How secure is a HTTP POST?

Is a POST secure enough to send login credentials over?

Or is an SSL connection a must?

SSL is a must.

POST method is not more secure than GET as it also gets sent unencrypted over network.

SSL will cover the whole HTTP communication and encrypt the HTTP data being transmitted between the client and the server.

<shameless plug>I have a blog post that details what an HTTP request looks like and how a GET request compares to a POST request. For brevity's sake, GET:

GET /?page=123 HTTP/1.1 CRLF
Host: jasonmbaker.wordpress.com CRLF
User-Agent: Mozilla/5.0 (Macintosh; U; Intel Mac OS X 10_5_6; en-us) AppleWebKit/525.27.1 (KHTML, like Gecko) Version/3.2.1 Safari/525.27.1 CRLF
Connection: close CRLF

and POST:

POST / HTTP/1.1 CRLF
Host: jasonmbaker.wordpress.com CRLF
User-Agent: Mozilla/5.0 (Macintosh; U; Intel Mac OS X 10_5_6; en-us) AppleWebKit/525.27.1 (KHTML, like Gecko) Version/3.2.1 Safari/525.27.1 CRLF
Connection: close CRLF
CRLF
page=123

(The CRLF is just a newline)

As you can see, the only differences from the standpoint of how a request is formed* is that a POST request uses the word POST and the form data is sent in the body of the request vs the URI. Thus, using HTTP POST is security by obscurity. If you want to protect data, you should use SSL.

* Note that there are other differences.

That depends on your circumstances, how much would the interception of the credentials cost somebody?

If it's just a login to a software Q+A site then SSL might not be necessary, if it's an online banking site or you store credit card data then it is.
This is a business not a techncial decision.

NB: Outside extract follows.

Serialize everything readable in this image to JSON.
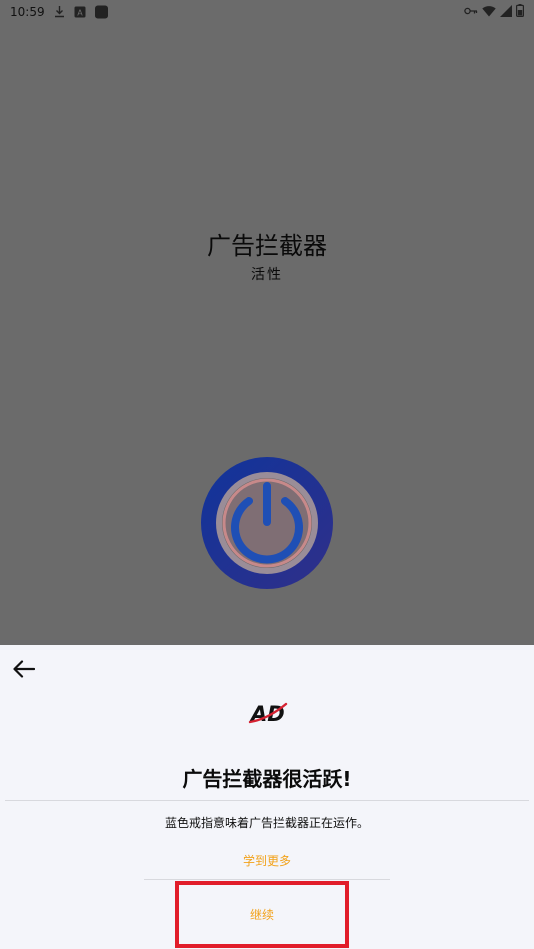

HTTP POST is not encrypted, it can be intercepted by a network sniffer, by a proxy or leaked in the logs of the server with a customised logging level. Yes, POST is better than GET because POST data is not usualy logged by a proxy or server, but it is not secure. To secure a password or other confidential data you must use SSL or encrypt the data before you POST. Another option would be to use Digest Authentication with the browser (see RFC 2617). Remember that (home grown) encryption is not enough to prevent replay attacks, you must concatenate a nonce and other data (eg. realm) before encrypting (see RFC 2617 for how it is done in Digest Auth).

SSL is a must :)

HTTP Post is transmitted in plain text. For an example, download and use Fiddler to watch HTTP traffic. You can easily see the entire post in there (or via a network traffic monitor like WireShark)

It is not secure. A POST can be sniffed just as easily as a GET.

No...POST is not secure enough at all. SSL is a MUST.

POST only effectively hides the parameters in the query string. Those parameters can still be picked up by anybody looking at the traffic in between the browser and the end point.

No, use SSL.

With POST the values are still submitted as plain text unless SSL is used.

The most secure way is to not send credentials at all.

If you use Digest Authentication, then SSL is NOT a must.

(NB: I am not implying that Digest Authentication over HTTP is always more secure than using POST over HTTPS).

POST is plaintext.

A secure connection is a must.

That's why it's called a secure connection.

A POST request alone is not secure because all the data is "traveling" in plain text.

You need SSL, to make it secure.

The only difference between HTTP GET and HTTP POST is the manner in which the data is encoded. In both cases it is sent as plain-text.

In order to provide any sort of security for login credentials, HTTPS is a must.

You do not need an expensive certificate to provide HTTPS either. There are many providers that will issue very basic certificates for about $20USD. The more expensive ones include identity verification which is more of a concern for e-commerce sites.

Please see this great article:

Protect Against Malicious POST Requests

https://perishablepress.com/protect-post-requests/

POST data is sent in plain text if you are using an unencrypted HTTP connection. IF this is secure enough depends on your usage (hint: it's not).

If both the server, the client machine and ALL MACHINES BETWEEN THEM are part of a controlled, fully trusted network, this may be ok.

Outside of these very limited circumstances (and sometimes even within them) plain text authentication is asking for trouble.